Gündem
G-7’de ilk adım Fransa’dan geldi: Paris, Orta Doğu barışına yeni rota çizmeye hazırlanıyor
Fransa Cumhurbaşkanı Emmanuel Macron, Filistin Devleti’ni Eylül ayında BM Genel Kurulu’nda resmen tanıyacaklarını açıkladı. Karar, Batı bloğunda yankı uyandırdı; destek ve tepkiler peş peşe geldi.

Cumhurbaşkanı Macron, Fransa’nın “tarihi ve kalıcı bir Orta Doğu barışına olan bağlılığı” çerçevesinde Filistin Devleti’ni tanıyacağını duyurdu.
Bu adımla Fransa, G-7 ülkeleri içinde Filistin’i tanıyan ilk ülke konumuna geldi.
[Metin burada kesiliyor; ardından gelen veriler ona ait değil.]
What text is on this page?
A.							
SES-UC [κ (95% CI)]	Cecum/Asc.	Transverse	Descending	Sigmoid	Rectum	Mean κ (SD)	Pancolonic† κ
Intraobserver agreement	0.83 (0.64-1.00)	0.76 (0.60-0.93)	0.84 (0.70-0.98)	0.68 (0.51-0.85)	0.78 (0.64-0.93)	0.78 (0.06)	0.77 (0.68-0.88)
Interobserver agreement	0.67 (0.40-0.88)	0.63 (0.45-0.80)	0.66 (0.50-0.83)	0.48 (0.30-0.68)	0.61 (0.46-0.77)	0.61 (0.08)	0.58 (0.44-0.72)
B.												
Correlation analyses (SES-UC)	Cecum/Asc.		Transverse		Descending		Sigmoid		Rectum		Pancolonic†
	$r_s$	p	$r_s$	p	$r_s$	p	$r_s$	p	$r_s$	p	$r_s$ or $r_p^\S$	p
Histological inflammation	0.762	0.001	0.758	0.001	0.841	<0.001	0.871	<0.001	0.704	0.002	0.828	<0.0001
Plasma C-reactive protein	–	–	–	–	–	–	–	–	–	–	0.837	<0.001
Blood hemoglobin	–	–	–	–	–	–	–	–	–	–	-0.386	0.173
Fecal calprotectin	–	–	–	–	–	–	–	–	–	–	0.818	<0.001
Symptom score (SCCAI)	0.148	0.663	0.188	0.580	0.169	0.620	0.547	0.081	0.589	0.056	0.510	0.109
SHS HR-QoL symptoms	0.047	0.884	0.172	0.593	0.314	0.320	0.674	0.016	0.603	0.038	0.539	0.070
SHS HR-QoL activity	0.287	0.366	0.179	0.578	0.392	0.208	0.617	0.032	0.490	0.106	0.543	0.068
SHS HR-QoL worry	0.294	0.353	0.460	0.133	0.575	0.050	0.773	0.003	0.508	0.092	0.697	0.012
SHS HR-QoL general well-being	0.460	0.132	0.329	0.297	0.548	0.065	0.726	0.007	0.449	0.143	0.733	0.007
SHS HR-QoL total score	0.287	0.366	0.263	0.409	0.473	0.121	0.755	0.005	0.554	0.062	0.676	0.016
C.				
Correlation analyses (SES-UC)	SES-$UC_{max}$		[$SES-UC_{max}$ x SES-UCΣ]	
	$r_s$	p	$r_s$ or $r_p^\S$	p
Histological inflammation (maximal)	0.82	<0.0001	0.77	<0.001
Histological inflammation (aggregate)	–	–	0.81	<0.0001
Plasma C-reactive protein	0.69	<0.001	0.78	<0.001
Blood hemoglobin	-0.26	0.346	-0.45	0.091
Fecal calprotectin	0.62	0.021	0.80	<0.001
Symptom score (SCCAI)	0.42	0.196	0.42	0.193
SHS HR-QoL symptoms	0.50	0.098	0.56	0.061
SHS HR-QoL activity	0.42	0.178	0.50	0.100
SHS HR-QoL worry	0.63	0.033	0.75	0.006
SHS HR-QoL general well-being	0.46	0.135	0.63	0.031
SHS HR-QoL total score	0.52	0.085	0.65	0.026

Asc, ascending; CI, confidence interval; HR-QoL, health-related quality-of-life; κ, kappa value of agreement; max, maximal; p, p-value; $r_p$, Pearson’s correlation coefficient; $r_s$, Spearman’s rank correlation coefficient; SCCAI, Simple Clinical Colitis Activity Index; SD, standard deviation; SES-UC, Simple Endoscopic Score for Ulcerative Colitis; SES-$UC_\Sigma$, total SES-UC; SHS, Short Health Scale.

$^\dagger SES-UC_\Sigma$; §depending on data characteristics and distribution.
Tanıma kararı, Eylül 2025’te BM Genel Kurulu’nda resmileşecek.
Sert tepkiler ve güçlü destek
- İsrail Başbakanı Netanyahu kararı “teröre ödül” olarak tanımlarken,
- ABD Senatörü Rubio “düşündürücü bir hata” dedi.
- Filistin yönetimi, kararı halkın kaderini tayin hakkına verilen “güçlü destek” olarak değerlendirdi.
- İrlanda, Suudi Arabistan ve Türkiye gibi ülkeler adımı olumlu karşıladı.
Stratejik konferans ve çözüm hedefi
Fransa, 28–29 Temmuz’da New York’ta yapılacak uluslararası konferansta:
- Hamas’ın silahsızlandırılması,
- Filistin Otoritesi’nin reformu,
- İsrail’e güvenlik garantileri
gibi başlıkları kapsayan bir iki devletli çözüm yol haritası oluşturmayı amaçlıyor. Macron’un planı, bu süreci diplomatik baskıyla pekiştirmek.
Avrupa için yeni bir çizgi mi?
Fransa bu adımla, ABD ve Almanya’nın ihtiyatlı çizgisinden ayrıldı. Macron’un hedefi, AB içinde ortak tutum oluşturmak ve Fransa’nın Orta Doğu’da etkisini artırmak. Tel Aviv’deki büyükelçilik görevlisinin geri çağrılması ise Paris’in kararlılığını diplomatik zemine taşıdığını gösterdi.
7 Ekim sonrası yeni bir rota
7 Ekim 2023’te başlayan İsrail-Gazze savaşının ardından artan sivil kayıplar, Fransa’nın barış sürecini yeniden gündeme taşımasına neden oldu. Macron’un çıkışı, iki devletli çözümün meşrulaştırılması ve Batı içinde yeni bir diplomatik merkez oluşturma çabası olarak görülüyor.
Fransa, BM Genel Kurulu’nda Filistin Devleti’ni tanıyarak tarihi bir diplomatik hamleye hazırlanıyor. Macron’un kararı, hem G-7 ülkeleri üzerinde baskı unsuru hem de Orta Doğu barış sürecinde yeni bir Avrupa rolünün başlangıcı olarak okundu.